In the new Republican assault on voting rights nationally, Arizona Gov. Doug Ducey (R) signed a bill that could exclude tens of thousands of voters from lists to collect mail-in ballots.
S.B. 1485 was approved by Arizona lawmakers on Tuesday, and the Republican governor quickly signed it into law. The bill would exclude people who have not voted by mail in the previous two election cycles or four years from the state’s Permanent Early Voting List, ensuring they would no longer be automatically sent a mail-in ballot.
The bill, according to the governor, is about “election integrity.” According to the voting rights organization Fair Fight Action, it could exclude over 125,000 voters from the state’s list of eligible voters for mail-in ballots, including 30,000 Latinx voters.

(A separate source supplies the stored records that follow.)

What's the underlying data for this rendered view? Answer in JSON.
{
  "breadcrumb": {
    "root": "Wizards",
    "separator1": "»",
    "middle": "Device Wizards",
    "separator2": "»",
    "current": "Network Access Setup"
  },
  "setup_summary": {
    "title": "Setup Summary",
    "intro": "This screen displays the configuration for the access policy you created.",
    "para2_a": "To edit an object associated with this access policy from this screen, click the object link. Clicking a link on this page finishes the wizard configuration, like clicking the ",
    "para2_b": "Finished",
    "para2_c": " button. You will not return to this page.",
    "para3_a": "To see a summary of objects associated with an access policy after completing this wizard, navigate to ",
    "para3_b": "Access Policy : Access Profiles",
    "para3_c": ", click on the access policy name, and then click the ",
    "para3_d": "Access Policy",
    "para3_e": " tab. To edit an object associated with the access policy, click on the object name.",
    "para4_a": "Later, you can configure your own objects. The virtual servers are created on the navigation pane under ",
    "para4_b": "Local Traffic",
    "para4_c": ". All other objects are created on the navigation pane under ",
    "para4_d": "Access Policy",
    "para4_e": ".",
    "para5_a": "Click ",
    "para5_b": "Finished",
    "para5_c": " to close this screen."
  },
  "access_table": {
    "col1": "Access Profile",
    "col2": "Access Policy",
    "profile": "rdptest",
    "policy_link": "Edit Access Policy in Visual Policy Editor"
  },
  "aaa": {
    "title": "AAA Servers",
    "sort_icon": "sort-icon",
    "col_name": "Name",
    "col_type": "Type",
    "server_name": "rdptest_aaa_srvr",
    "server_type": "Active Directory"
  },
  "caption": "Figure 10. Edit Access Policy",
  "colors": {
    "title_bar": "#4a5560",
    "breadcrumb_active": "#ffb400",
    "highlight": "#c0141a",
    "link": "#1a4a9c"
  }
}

Arizona’s Democratic Secretary of State Katie Hobbs, who oversees elections, called the bill “unnecessary” and “discriminatory” to voters, and said the governor had made “a mistake that would weaken, not boost” elections by signing it into law.

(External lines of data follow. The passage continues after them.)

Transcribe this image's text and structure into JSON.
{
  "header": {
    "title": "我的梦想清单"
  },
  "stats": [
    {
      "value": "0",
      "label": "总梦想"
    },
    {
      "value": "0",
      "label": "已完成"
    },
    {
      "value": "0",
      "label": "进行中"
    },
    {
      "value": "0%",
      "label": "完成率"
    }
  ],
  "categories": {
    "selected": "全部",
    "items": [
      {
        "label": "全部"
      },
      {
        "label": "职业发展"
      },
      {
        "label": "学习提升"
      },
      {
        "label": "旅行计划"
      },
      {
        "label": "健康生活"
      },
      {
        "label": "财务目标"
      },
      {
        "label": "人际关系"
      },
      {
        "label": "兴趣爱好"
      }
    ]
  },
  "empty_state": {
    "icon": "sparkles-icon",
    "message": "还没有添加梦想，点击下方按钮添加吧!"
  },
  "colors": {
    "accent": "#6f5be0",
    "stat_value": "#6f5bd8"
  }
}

“This bill threatens the freedom to vote for thousands of Arizonans, and represents nothing less than a direct attack on the core principles of our democracy,” said Stacey Abrams, the founder of Fair Fight Action, in a statement to media decrying the legislation as “anti-voter” and “yet another installment in Republican attacks on voting rights.”
The Arizona bill is one of hundreds of measures introduced at the state level by Republicans to limit voting rights around the country. Attempts to restrict the vote have already become law in many states, including Georgia and now Arizona.

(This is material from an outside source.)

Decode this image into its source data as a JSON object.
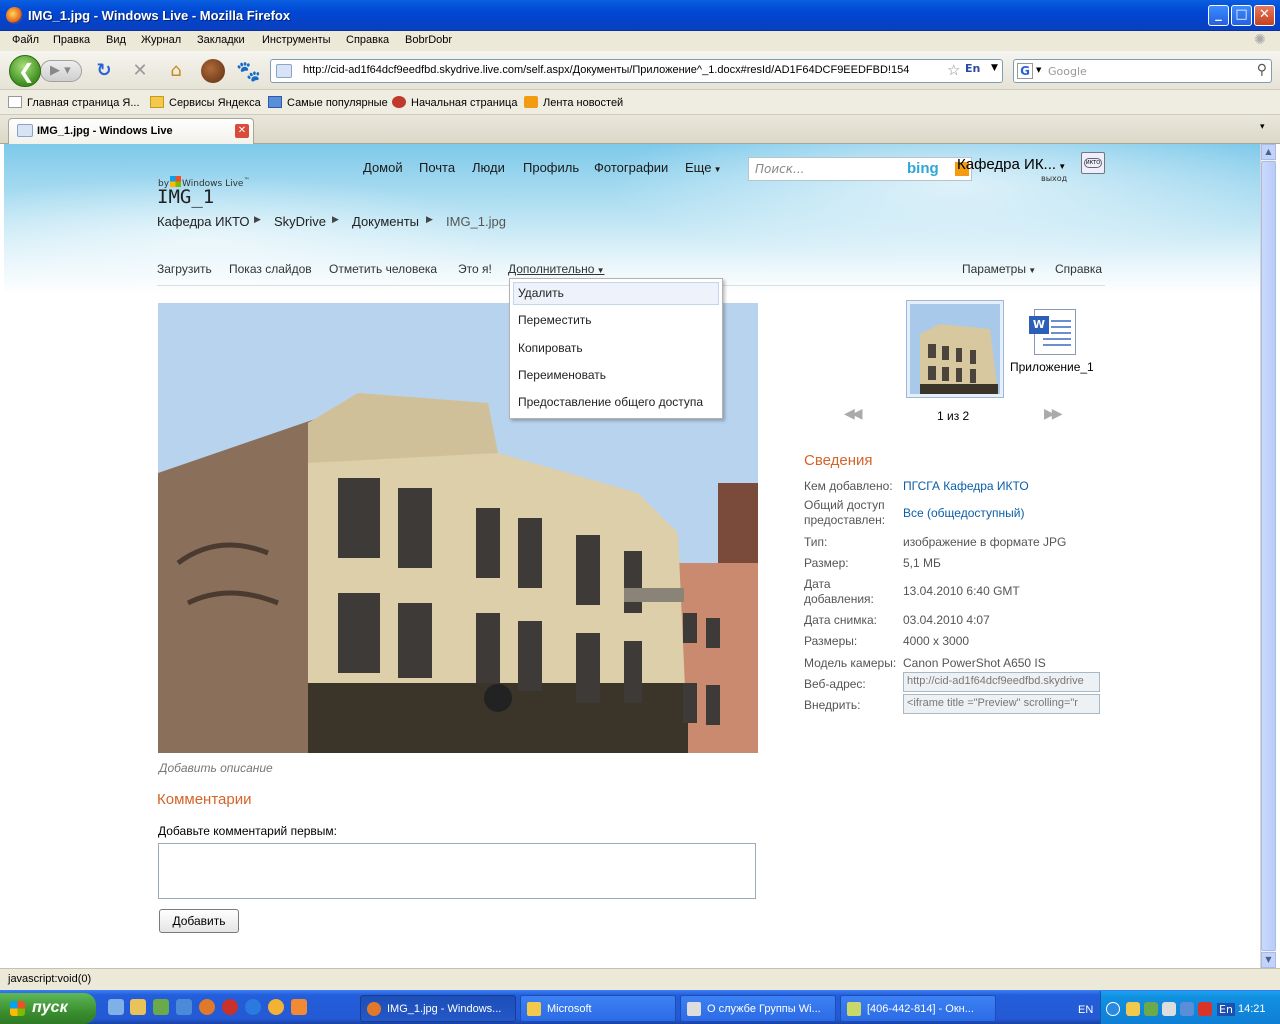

Democratic politicians have attempted to extend voting rights, most notably through H.R. 1, a landmark voting rights bill passed by the US House earlier this year and recently advanced in the Senate against Republican opposition. The federal legislation would broadly override Republicans’ voter restriction efforts at the state level, including by mandating that states offer no-excuse absentee voting and same-day registration.